What’s much more concerning to me however, is the “generative” aspect of generative AI: It’s not the digital zombies producing all that wonderful content that I’m worried about. It’s the analog ones that we might turn ourselves into if we continue to clog our minds with more and more of their output.

Golden: The Power of Silence in a World of Noise by Justin Zorn and Leigh Marz.

I’ve argued that the sheer amount of content that’s constantly competing for our limited attention has already become completely overwhelming. Prioritizing, triaging, and saying “no” to most of what’s available—even if it’s undisputedly of high quality—is an essential skill if we want to make space in our busy days for moments of silence, reflection, and the deep kind of thinking that I consider a prerequisite for creative ideas to flourish. Yes, you can probably prompt ChatGPT for a futuristic vampire romance novel which is set in outer space and written in the classic style of Charles Dickens. But the result is inevitably going to be a mere recombination of existing stuff that the model had been fed beforehand. And when your mind is deeply engrossed in that computer-generated vampire love story, it’s definitely not doing any of those things it’s uniquely capable of: Creating something truly, categorically, ingeniously new; Sharing a moment of kindness with the person next to you; Or experiencing love or compassion for another real human being.

Amusing Ourselves to Death: Public Discourse in the Age of Show Business by Neil Postman.

I don’t consider myself a cultural pessimist. I’m convinced that there’s a lot of value in these new technologies, if we apply them wisely. If we leverage them to augment our own, human capabilities. If we manage to use them, in the words of Steve Jobs, as a bicycle for the mind—and not merely as tools to generate more and more copy-and-paste variations of the same old things. But despite my general optimism that we will find clever ways to do that, I also see the potential for a future in which we’re collectively engaging in what Neil Postman famously called “amusing ourselves to death”. Needless to say, a combination of economic interests and AI-generated content will play a significant role in that darker vision of what might be on the horizon.

Exploit: Information ist nicht umsonst by Ralph Mayr.

I find it almost funny that the biggest public concern with AI—that of the non-generative kind at least—had, for a long time, been its potential to power “Orwellian” use cases of perpetual and ubiquitous state-sponsored surveillance.
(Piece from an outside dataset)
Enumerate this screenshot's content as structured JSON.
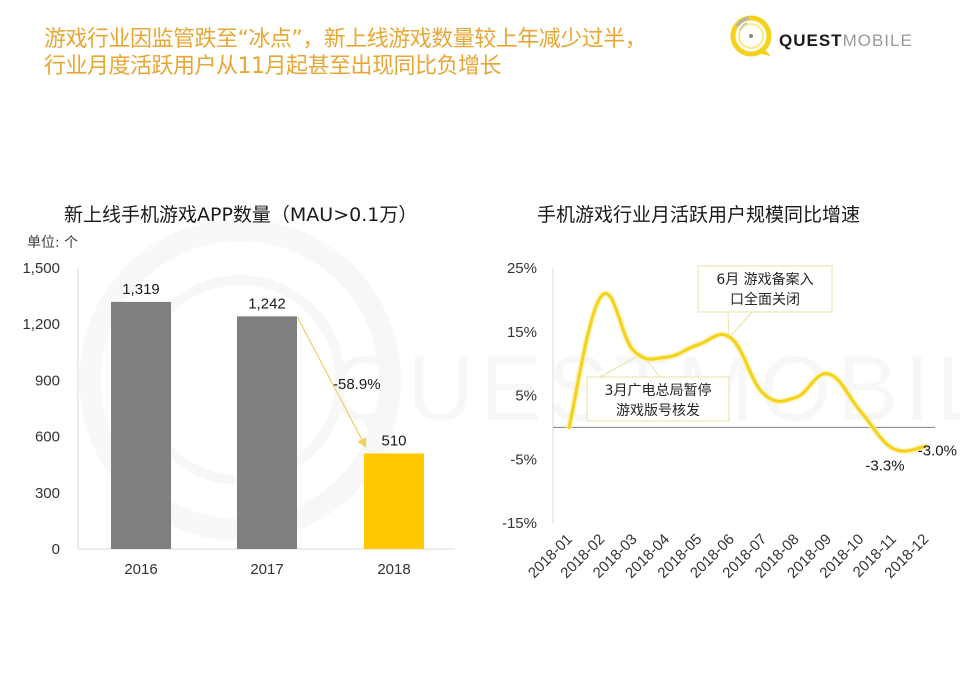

And I should know about that kind of fear, as I’ve written an entire novel about what might go wrong in such a scenario. But the technologies that have erupted most recently point to a very different type of an equally “Orwellian” reality: Not only does 1984 put the reader in a dystopian environment where the government is using technology to spy on its citizens 24/7. In a passage that’s much less prominent, Orwell also introduces us to the versificator machines employed by the Ministry of Truth. Their purpose? Churning out endless recombinations of cheap content in order to keep the proles, those at the lowest rank of society, perpetually entertained as well as diverted—and thus to restrain their ability to harbor revolutionary thoughts.